Et si jamais certains étaient malgré tout disposés à tenter l’aventure, je rappelle que Washington interdit aux banques américaines ou à des citoyens américains d’acheter des émissions obligataires vénézuéliennes ou de conclure des accords de refinancement de toute nature avec Caracas.
Un autre gros problème se pose pour Maduro : le fait qu’il refuse d’admettre l’inéluctable ne l’empêchera pas de se produire et ce pour au moins trois raisons techniques sur lesquelles il n’a aucune prise :
1. le défaut d’un Etat, partiel ou total, peut être prononcé par un créancier privé (70% des 150 Mds$ de dette extérieure sont détenus par des institutionnels américains ou canadiens), par une agence de notation (elles ne devraient pas tarder à statuer sur le cas du Venezuela), ou par l’ISDA (Association internationale des produits dérivés) ;
2. or l’ISDA pourrait justement déclarer mardi, suite à sa réunion concernant la dette de PDVSA, l’obligation 8,5% de Petroleos de Venezuela SA en défaut. L’échéance du coupon du 2 novembre n’a pas été payé. Cela placerait officiellement le Venezuela en situation de défaut et pourrait sonner la fin de la partie pour Nicolas Maduro ;
3. car côté créanciers privés, le mal est déjà fait : Bloomberg a annoncé vendredi dernier que les obligations 8,5% échéance 2018 émises par Corpoelec, la compagnie nationale d’électricité du Venezuela, avaient franchi le cap des 30 jours de non-versement des intérêts, ce qui valide le constat technique et désormais officiel d’un défaut.

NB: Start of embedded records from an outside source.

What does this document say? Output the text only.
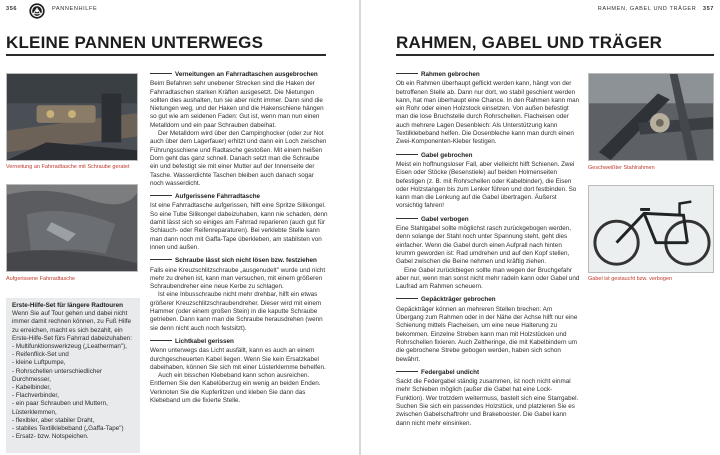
356	PANNENHILFE
KLEINE PANNEN UNTERWEGS
Verneitung an Fahrradtasche mit Schraube geratet
Aufgerissene Fahrradtasche
Erste-Hilfe-Set für längere Radtouren

Wenn Sie auf Tour gehen und dabei nicht immer damit rechnen können, zu Fuß Hilfe zu erreichen, macht es sich bezahlt, ein Erste-Hilfe-Set fürs Fahrrad dabeizuhaben:

- Multifunktionswerkzeug („Leatherman"),
- Reifenflick-Set und
- kleine Luftpumpe,
- Rohrschellen unterschiedlicher Durchmesser,
- Kabelbinder,
- Flachverbinder,
- ein paar Schrauben und Muttern, Lüsterklemmen,
- flexibler, aber stabiler Draht,
- stabiles Textilklebeband („Gaffa-Tape")
- Ersatz- bzw. Notspeichen.
Verneitungen an Fahrradtaschen ausgebrochen

Beim Befahren sehr unebener Strecken sind die Haken der Fahrradtaschen starken Kräften ausgesetzt. Die Nietungen sollten dies aushalten, tun sie aber nicht immer. Dann sind die Nietungen weg, und der Haken und die Hakenschiene hängen so gut wie am seidenen Faden: Gut ist, wenn man nun einen Metalldorn und ein paar Schrauben dabeihat.

Der Metalldorn wird über den Campinghocker (oder zur Not auch über dem Lagerfauer) erhitzt und dann ein Loch zwischen Führungsschiene und Radtasche gestoßen. Mit einem heißen Dorn geht das ganz schnell. Danach setzt man die Schraube ein und befestigt sie mit einer Mutter auf der Innenseite der Tasche. Wasserdichte Taschen bleiben auch danach sogar noch wasserdicht.

Aufgerissene Fahrradtasche

Ist eine Fahrradtasche aufgerissen, hilft eine Spritze Silikongel. So eine Tube Silikongel dabeizuhaben, kann nie schaden, denn damit lässt sich so einiges am Fahrrad reparieren (auch gut für Schlauch- oder Reifenreparaturen). Bei verklebte Stelle kann man dann noch mit Gaffa-Tape überkleben, am stabilsten von innen und außen.

Schraube lässt sich nicht lösen bzw. festziehen

Falls eine Kreuzschlitzschraube „ausgenudelt" wurde und nicht mehr zu drehen ist, kann man versuchen, mit einem größeren Schraubendreher eine neue Kerbe zu schlagen.

Ist eine Inbusschraube nicht mehr drehbar, hilft ein etwas größerer Kreuzschlitzschraubendreher. Dieser wird mit einem Hammer (oder einem großen Stein) in die kaputte Schraube getrieben. Dann kann man die Schraube herausdrehen (wenn sie denn nicht auch noch festsitzt).

Lichtkabel gerissen

Wenn unterwegs das Licht ausfällt, kann es auch an einem durchgescheuerten Kabel liegen. Wenn Sie kein Ersatzkabel dabeihaben, können Sie sich mit einer Lüsterklemme behelfen.

Auch ein bisschen Klebeband kann schon ausreichen. Entfernen Sie den Kabelüberzug ein wenig an beiden Enden. Verknoten Sie die Kupferlitzen und kleben Sie dann das Klebeband um die fixierte Stelle.

RAHMEN, GABEL UND TRÄGER 357
RAHMEN, GABEL UND TRÄGER
Rahmen gebrochen

Ob ein Rahmen überhaupt geflickt werden kann, hängt von der betroffenen Stelle ab. Dann nur dort, wo stabil geschient werden kann, hat man überhaupt eine Chance. In den Rahmen kann man ein Rohr oder einen Holzstock einsetzen. Von außen befestigt man die lose Bruchstelle durch Rohrschellen. Flacheisen oder auch mehrere Lagen Desenblech: Als Unterstützung kann Textilklebeband helfen. Die Dosenbleche kann man durch einen Zwei-Komponenten-Kleber festigen.

Gabel gebrochen

Meist ein hoffnungsloser Fall, aber vielleicht hilft Schienen. Zwei Eisen oder Stöcke (Besenstiele) auf beiden Holmenseiten befestigen (z. B. mit Rohrschellen oder Kabelbinder), die Eisen oder Holzstangen bis zum Lenker führen und dort festbinden. So kann man die Lenkung auf die Gabel übertragen. Äußerst vorsichtig fahren!

Gabel verbogen

Eine Stahlgabel sollte möglichst rasch zurückgebogen werden, denn solange der Stahl noch unter Spannung steht, geht dies einfacher. Wenn die Gabel durch einen Aufprall nach hinten krumm geworden ist: Rad umdrehen und auf den Kopf stellen, Gabel zwischen die Beine nehmen und kräftig ziehen.

Eine Gabel zurückbiegen sollte man wegen der Bruchgefahr aber nur, wenn man sonst nicht mehr radeln kann oder Gabel und Laufrad am Rahmen scheuern.

Gepäckträger gebrochen

Gepäckträger können an mehreren Stellen brechen: Am Übergang zum Rahmen oder in der Nähe der Achse hilft nur eine Schienung mittels Flacheisen, um eine neue Halterung zu bekommen. Einzelne Streben kann man mit Holzstücken und Rohrschellen fixieren. Auch Zeltheringe, die mit Kabelbindern um die gebrochene Strebe gebogen werden, haben sich schon bewährt.

Federgabel undicht

Sackt die Federgabel ständig zusammen, ist noch nicht einmal mehr Schieben möglich (außer die Gabel hat eine Lock-Funktion). Wer trotzdem weitermuss, bastelt sich eine Starrgabel. Suchen Sie sich ein passendes Holzstück, und platzieren Sie es zwischen Gabelschaftrohr und Brakebooster. Die Gabel kann dann nicht mehr einsinken.

Geschweißter Stahlrahmen
Gabel ist gestaucht bzw. verbogen
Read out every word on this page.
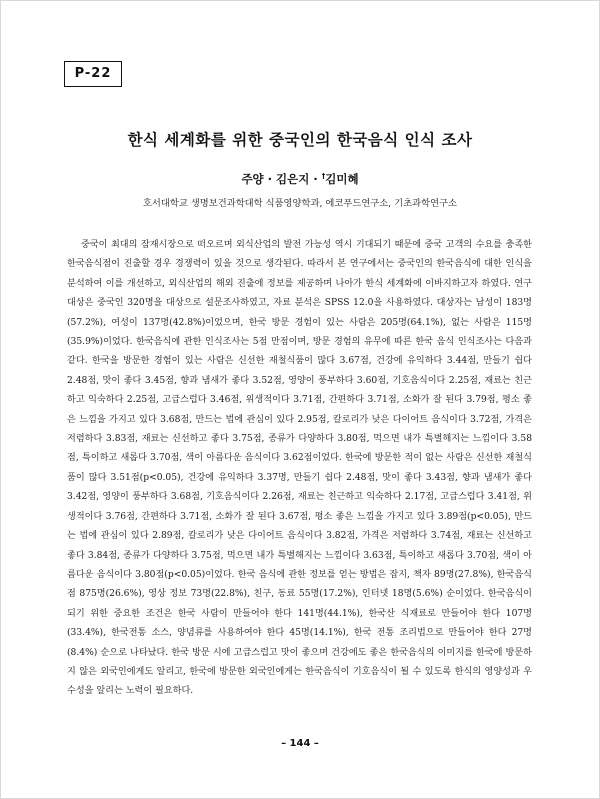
P-22
한식 세계화를 위한 중국인의 한국음식 인식 조사
주양 · 김은지 · †김미혜
호서대학교 생명보건과학대학 식품영양학과, 에코푸드연구소, 기초과학연구소

중국이 최대의 잠재시장으로 떠오르며 외식산업의 발전 가능성 역시 기대되기 때문에 중국 고객의 수요를 충족한 한국음식점이 진출할 경우 경쟁력이 있을 것으로 생각된다. 따라서 본 연구에서는 중국인의 한국음식에 대한 인식을 분석하여 이를 개선하고, 외식산업의 해외 진출에 정보를 제공하며 나아가 한식 세계화에 이바지하고자 하였다. 연구 대상은 중국인 320명을 대상으로 설문조사하였고, 자료 분석은 SPSS 12.0을 사용하였다. 대상자는 남성이 183명(57.2%), 여성이 137명(42.8%)이었으며, 한국 방문 경험이 있는 사람은 205명(64.1%), 없는 사람은 115명(35.9%)이었다. 한국음식에 관한 인식조사는 5점 만점이며, 방문 경험의 유무에 따른 한국 음식 인식조사는 다음과 같다. 한국을 방문한 경험이 있는 사람은 신선한 재철식품이 많다 3.67점, 건강에 유익하다 3.44점, 만들기 쉽다 2.48점, 맛이 좋다 3.45점, 향과 냄새가 좋다 3.52점, 영양이 풍부하다 3.60점, 기호음식이다 2.25점, 재료는 친근하고 익숙하다 2.25점, 고급스럽다 3.46점, 위생적이다 3.71점, 간편하다 3.71점, 소화가 잘 된다 3.79점, 평소 좋은 느낌을 가지고 있다 3.68점, 만드는 법에 관심이 있다 2.95점, 칼로리가 낮은 다이어트 음식이다 3.72점, 가격은 저렴하다 3.83점, 재료는 신선하고 좋다 3.75점, 종류가 다양하다 3.80점, 먹으면 내가 특별해지는 느낌이다 3.58점, 특이하고 새롭다 3.70점, 색이 아름다운 음식이다 3.62점이었다. 한국에 방문한 적이 없는 사람은 신선한 재철식품이 많다 3.51점(p<0.05), 건강에 유익하다 3.37명, 만들기 쉽다 2.48점, 맛이 좋다 3.43점, 향과 냄새가 좋다 3.42점, 영양이 풍부하다 3.68점, 기호음식이다 2.26점, 재료는 친근하고 익숙하다 2.17점, 고급스럽다 3.41점, 위생적이다 3.76점, 간편하다 3.71점, 소화가 잘 된다 3.67점, 평소 좋은 느낌을 가지고 있다 3.89점(p<0.05), 만드는 법에 관심이 있다 2.89점, 칼로리가 낮은 다이어트 음식이다 3.82점, 가격은 저렴하다 3.74점, 재료는 신선하고 좋다 3.84점, 종류가 다양하다 3.75점, 먹으면 내가 특별해지는 느낌이다 3.63점, 특이하고 새롭다 3.70점, 색이 아름다운 음식이다 3.80점(p<0.05)이었다. 한국 음식에 관한 정보를 얻는 방법은 잡지, 책자 89명(27.8%), 한국음식점 875명(26.6%), 영상 정보 73명(22.8%), 친구, 동료 55명(17.2%), 인터넷 18명(5.6%) 순이었다. 한국음식이 되기 위한 중요한 조건은 한국 사람이 만들어야 한다 141명(44.1%), 한국산 식재료로 만들어야 한다 107명(33.4%), 한국전통 소스, 양념류를 사용하여야 한다 45명(14.1%), 한국 전통 조리법으로 만들어야 한다 27명(8.4%) 순으로 나타났다. 한국 방문 시에 고급스럽고 맛이 좋으며 건강에도 좋은 한국음식의 이미지를 한국에 방문하지 않은 외국인에게도 알리고, 한국에 방문한 외국인에게는 한국음식이 기호음식이 될 수 있도록 한식의 영양성과 우수성을 알리는 노력이 필요하다.

– 144 –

C’était aussi inéluctable que la chute des feuilles d’érables lorsqu’elles ont viré au rouge et que les premières gelées matinales font leur apparition. La récente flambée des CDS (+68% en 1 mois, à plus de 22%) laissait présager que le couperet n’allait plus tarder à tomber.
Nicolas Maduro était même un peu pathétique lorsqu’il affirmait, dimanche, devant les télés du pays que « sa stratégie est de renégocier et de refinancer toute la dette » et qu’il a convoqué à cet effet une réunion des créanciers internationaux… à laquelle les représentants américains ont l’interdiction de se rendre.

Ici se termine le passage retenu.